Nearly four years on from our last visit, we checked back in to this hotel to put their three-course dinner to the test…
A wedding breakfast, which was actually more of an afternoon tea, was our reason for coming to The Yenton Hotel back in July 2014. This time, it was another big occasion: my sister’s 21st, to be precise.
The function room, a long and sizeable conservatory, with the lounge bar preceding it and the dance floor an offshoot to the left, was all very familiar. The staff, however, were not. We were about as recognised by them as they by us — one bartender even asked my sister for ID — at her own 21st! Due diligence is all very well, but so is the principle of “Know Your Customer”.
As with many events catering thirty-or-so people, the dinner orders were made and paid in advance. The menu was quite sophisticated for an event of its kind, but not ill-fitting for the establishment. Among the starters was a Chicken and Cranberry Parfait (see pictured), which was my choice.
Could it finally be – after nearly six years – that we have found a restaurant that gets it right? With the bread rolls in a basket on each table, plus those on the plate, there was enough to use all the pâté. No one was scooping it out of the ramequin with their fork, or otherwise just leaving it to waste. One comment though – where were the cranberries? If they were just part of the pâté, they were totally undetectable.
Moving on to the mains now: the usual Chicken or Fish decision. Unless you’re a vegetarian, of course – a suitable option was available. Given I had a meat-based starter, it seemed fitting to follow up with fish. A Medallion of Poached Salmon (see pictured), served with spinach, tomatoes and a Hollandaise Sauce.

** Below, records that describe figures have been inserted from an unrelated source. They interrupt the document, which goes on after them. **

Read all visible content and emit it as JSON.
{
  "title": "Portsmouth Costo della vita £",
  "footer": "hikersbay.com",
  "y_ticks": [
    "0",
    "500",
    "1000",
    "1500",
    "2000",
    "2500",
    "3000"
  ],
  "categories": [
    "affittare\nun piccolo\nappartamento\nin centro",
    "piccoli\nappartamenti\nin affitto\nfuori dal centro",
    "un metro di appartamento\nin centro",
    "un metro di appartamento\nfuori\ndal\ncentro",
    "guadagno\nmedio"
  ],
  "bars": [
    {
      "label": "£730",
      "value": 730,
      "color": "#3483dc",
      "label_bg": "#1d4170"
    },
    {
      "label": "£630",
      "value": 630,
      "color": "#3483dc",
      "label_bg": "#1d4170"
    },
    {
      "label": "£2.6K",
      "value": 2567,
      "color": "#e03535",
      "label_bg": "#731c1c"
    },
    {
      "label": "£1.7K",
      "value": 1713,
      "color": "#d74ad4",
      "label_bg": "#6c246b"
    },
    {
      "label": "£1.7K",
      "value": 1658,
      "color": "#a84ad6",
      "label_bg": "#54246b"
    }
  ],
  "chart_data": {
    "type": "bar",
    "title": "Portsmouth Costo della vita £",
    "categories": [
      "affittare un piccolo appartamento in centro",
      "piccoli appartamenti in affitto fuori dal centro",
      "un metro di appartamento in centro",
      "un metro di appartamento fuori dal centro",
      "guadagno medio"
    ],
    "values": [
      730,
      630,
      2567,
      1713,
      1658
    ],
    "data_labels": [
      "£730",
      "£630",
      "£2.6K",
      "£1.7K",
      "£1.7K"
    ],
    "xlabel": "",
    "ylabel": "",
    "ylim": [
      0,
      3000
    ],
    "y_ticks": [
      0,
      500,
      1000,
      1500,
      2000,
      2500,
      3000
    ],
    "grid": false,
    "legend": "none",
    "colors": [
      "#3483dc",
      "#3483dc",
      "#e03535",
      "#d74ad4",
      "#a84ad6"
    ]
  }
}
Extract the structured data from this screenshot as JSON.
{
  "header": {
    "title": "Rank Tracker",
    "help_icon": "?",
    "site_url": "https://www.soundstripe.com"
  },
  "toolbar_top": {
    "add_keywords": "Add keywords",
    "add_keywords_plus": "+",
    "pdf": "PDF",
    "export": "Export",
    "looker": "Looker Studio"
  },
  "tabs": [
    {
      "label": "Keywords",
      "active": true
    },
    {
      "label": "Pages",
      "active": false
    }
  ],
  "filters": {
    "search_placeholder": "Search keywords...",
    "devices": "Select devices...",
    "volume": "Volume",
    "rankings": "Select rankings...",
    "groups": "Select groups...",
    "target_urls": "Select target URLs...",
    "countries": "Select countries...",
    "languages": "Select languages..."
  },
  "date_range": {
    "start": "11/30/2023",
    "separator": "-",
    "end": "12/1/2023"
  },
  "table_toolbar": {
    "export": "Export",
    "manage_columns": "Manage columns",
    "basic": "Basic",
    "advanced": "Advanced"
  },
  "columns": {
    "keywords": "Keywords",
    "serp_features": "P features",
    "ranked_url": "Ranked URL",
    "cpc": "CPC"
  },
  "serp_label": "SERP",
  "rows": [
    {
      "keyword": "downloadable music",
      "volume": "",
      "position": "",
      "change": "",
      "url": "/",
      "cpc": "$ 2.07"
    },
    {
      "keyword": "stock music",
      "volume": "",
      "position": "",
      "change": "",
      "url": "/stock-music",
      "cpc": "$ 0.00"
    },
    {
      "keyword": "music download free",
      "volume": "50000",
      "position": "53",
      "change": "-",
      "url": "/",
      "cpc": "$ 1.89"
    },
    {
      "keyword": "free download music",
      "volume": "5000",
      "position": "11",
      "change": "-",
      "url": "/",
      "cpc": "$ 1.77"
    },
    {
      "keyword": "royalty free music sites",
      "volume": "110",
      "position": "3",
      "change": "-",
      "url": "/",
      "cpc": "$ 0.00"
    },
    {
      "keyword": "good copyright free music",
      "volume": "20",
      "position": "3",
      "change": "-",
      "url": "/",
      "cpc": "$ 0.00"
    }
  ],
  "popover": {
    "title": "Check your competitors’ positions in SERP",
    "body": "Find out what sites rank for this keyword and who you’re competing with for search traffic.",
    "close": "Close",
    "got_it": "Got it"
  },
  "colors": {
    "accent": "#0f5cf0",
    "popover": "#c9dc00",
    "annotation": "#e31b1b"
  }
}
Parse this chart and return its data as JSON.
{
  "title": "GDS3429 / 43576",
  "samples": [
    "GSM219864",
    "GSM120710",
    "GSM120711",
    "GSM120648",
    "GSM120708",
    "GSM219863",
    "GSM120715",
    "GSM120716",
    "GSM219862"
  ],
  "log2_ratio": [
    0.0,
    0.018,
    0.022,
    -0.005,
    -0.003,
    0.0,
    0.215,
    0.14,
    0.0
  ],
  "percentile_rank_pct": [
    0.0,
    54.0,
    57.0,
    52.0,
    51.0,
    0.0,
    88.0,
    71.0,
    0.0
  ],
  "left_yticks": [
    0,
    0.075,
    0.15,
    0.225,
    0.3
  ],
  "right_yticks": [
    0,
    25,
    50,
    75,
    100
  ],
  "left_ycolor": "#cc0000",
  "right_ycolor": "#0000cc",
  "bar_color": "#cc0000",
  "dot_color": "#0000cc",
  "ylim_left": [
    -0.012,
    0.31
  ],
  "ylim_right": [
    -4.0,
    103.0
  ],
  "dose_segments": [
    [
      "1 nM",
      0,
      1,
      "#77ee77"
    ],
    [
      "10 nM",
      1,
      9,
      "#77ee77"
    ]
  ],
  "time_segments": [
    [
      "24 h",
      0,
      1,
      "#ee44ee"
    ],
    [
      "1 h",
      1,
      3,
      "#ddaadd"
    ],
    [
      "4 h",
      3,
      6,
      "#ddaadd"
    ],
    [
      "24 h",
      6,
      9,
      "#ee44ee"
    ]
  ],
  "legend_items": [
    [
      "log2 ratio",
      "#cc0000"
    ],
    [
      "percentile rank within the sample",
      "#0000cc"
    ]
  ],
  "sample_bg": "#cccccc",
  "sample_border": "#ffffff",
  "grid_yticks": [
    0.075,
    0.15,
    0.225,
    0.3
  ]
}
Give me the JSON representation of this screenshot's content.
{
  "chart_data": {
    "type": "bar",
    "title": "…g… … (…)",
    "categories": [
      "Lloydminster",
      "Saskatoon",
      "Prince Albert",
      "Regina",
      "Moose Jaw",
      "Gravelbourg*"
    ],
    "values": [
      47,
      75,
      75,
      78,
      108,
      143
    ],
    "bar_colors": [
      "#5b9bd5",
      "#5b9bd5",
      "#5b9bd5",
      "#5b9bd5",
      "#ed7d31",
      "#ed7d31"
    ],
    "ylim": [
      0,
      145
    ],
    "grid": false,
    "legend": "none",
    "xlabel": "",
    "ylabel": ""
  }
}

Such a dish would have been sufficient as it was, without the addition of a number of further vegetables – potatoes of both New and Roasted varieties, plus broccoli and carrots. With a piece of fish as rich and succulent as that which I was given, plus the generous helping of the creamy and flavoursome Hollandaise, the accompanying elements were doing little more than taking up space on the plate.
Dessert is where the major disappointment occurred. I distinctly remember pre-ordering the Raspberry Bavarois (see pictured), as I had been curious as to the nature of such a dish (and sampled a similar one in a recent trip to London). However, to my dismay, Profiteroles (see pictured below) were brought instead.
It’s a rule of mine to never complain about and/or send back any dish brought in error unless I cannot justifiably eat it. On this occasion, I wish I had broken that rule, because I did not enjoy the dessert at all. The choux pastry was thick, heavy and of a texture that reminded me of a shoe sole, aided by neither the cream nor the chocolate sauce, which was more like treacle than anything in terms of consistency. The best part was the massive strawberry on the side: the one redeeming feature.
Quite a mixed bag, really. Things had been looking up before pudding, so it’s a shame things were so unsatisfactory in that final part. My advice to any would-be party-goers here: treble-check the pre-orders before you send them off. Don’t risk the disappointment.